Dass er und seine drei Bandkollegen Scobo Skobowski, Manny Rutzen und Mick Scheuerle über die Jahre etwas von ihrem Biss als Punkband verloren hätten, dieser Schluss wäre ein Trugschluss. So trägt die neue CD nicht nur das Georg-Büchner-Zitat „Friede den Hütten – Kampf den Palästen“ als Titel. Sie birgt auch den rebellischen Geist Büchners, in eigenen Liedern wie „Freiheit“ oder „Söldner“, aber auch in Cover-Versionen wie „Kapitalistenlied“ von Georg Kreisler, „Dieser Sänger braucht nur ein Chanson“ von Joe Dassin oder „Das Narrenschiff“ von Reinhard Mey – in der Punkversion versteht sich, was den Klassikern eine ganz neue Note gibt.

„Punk ist der einzige Musikstil, die einzige Jugendbewegung, die nie in die Krise gekommen ist. Da steckt immer noch Bewegung drin. Für Castingshows eignet sich Punk deshalb nicht“, sagt Lars Besa. Tatsächlich findet die Punkkultur Generation auf Generation ihre Anhänger unter jungen Menschen. Heute haben sie es etwas leichter als „Ahnherren“ wie die Normahl-Musiker, als sie 1978 zum ersten Mal im Stuttgarter Karls-Gymnasium aufgetreten sind und deshalb – ein Jahr nach dem Wirbel um die Sex Pistols – als die älteste Punkband Deutschlands gelten.

Familienministerin Merkel als Festival-Schirmherrin

1980 beim Leutenbacher „Lehmfescht“ hatte Normahl dann das erste Heimspiel. „Diese Gruppe übertrieb dann aber maßlos, denn sie wollte überhaupt nicht von der Bühne. Erst als man ihnen den Saft abdrehte, beendeten sie ihren wilden Auftritt“, hieß es hernach im Amtsblatt, das seinen Lesern erklärte, die Musikrichtung der Gruppe stamme aus England und werde Punk genannt. Und der Sänger gebärde sich wie Mick Jagger.
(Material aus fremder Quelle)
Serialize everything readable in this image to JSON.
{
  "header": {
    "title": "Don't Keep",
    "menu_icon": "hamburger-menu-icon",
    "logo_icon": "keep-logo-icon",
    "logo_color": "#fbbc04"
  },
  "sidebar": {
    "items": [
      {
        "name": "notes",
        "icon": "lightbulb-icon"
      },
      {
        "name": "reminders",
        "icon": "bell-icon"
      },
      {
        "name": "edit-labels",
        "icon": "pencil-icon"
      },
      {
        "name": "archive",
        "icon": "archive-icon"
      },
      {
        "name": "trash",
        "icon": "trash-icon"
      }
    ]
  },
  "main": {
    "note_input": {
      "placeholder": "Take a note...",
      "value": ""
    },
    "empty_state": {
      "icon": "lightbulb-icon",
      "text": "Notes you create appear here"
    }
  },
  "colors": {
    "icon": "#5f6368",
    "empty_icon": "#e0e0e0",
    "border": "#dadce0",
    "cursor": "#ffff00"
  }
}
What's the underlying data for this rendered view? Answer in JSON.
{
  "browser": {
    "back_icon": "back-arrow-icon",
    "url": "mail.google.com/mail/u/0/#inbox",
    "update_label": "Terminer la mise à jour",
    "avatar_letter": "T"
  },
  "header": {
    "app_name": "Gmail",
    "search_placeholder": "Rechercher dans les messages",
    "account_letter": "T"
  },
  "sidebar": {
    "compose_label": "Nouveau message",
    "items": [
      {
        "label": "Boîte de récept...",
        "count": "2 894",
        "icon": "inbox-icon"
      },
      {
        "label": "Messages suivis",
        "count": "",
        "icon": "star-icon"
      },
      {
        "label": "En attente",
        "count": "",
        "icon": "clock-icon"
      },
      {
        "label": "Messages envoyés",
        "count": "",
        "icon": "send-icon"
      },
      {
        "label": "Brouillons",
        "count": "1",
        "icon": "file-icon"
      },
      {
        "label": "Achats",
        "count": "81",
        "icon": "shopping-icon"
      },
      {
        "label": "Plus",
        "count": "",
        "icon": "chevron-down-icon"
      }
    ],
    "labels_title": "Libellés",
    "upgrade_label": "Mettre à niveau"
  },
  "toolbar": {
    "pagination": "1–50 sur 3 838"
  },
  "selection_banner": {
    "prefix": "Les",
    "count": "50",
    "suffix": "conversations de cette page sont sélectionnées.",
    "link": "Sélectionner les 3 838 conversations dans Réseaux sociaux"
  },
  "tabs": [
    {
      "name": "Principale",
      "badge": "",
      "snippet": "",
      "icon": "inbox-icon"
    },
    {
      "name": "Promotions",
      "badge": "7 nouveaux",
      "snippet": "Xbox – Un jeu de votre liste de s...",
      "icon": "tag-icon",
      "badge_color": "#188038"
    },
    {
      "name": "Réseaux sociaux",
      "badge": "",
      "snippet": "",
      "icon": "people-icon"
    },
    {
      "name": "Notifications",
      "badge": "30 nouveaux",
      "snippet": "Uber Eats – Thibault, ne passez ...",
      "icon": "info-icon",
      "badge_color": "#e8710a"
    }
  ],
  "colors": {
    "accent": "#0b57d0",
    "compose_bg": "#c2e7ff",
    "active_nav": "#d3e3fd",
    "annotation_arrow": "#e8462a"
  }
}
Zehn Jahre und einige CDs später war Normahl in der Szene etabliert. Zusammen mit dem Süddeutschen Rundfunk (SDR), dem Stadtmagazin „Prinz“ und dem Musikverleger Hans Derer organisierte die Band 1992 das Festival Kein Hass im Wilden Süden. Dieses gilt bis heute als bundesweit größte Aktion gegen Rassismus und Gewalt. Schirmherrin war die damalige Bundesfamilienministerin Angela Merkel. Der Anlass für das Konzert waren die fremdenfeindlichen Anschläge von Hoyerswerda im Herbst 1991.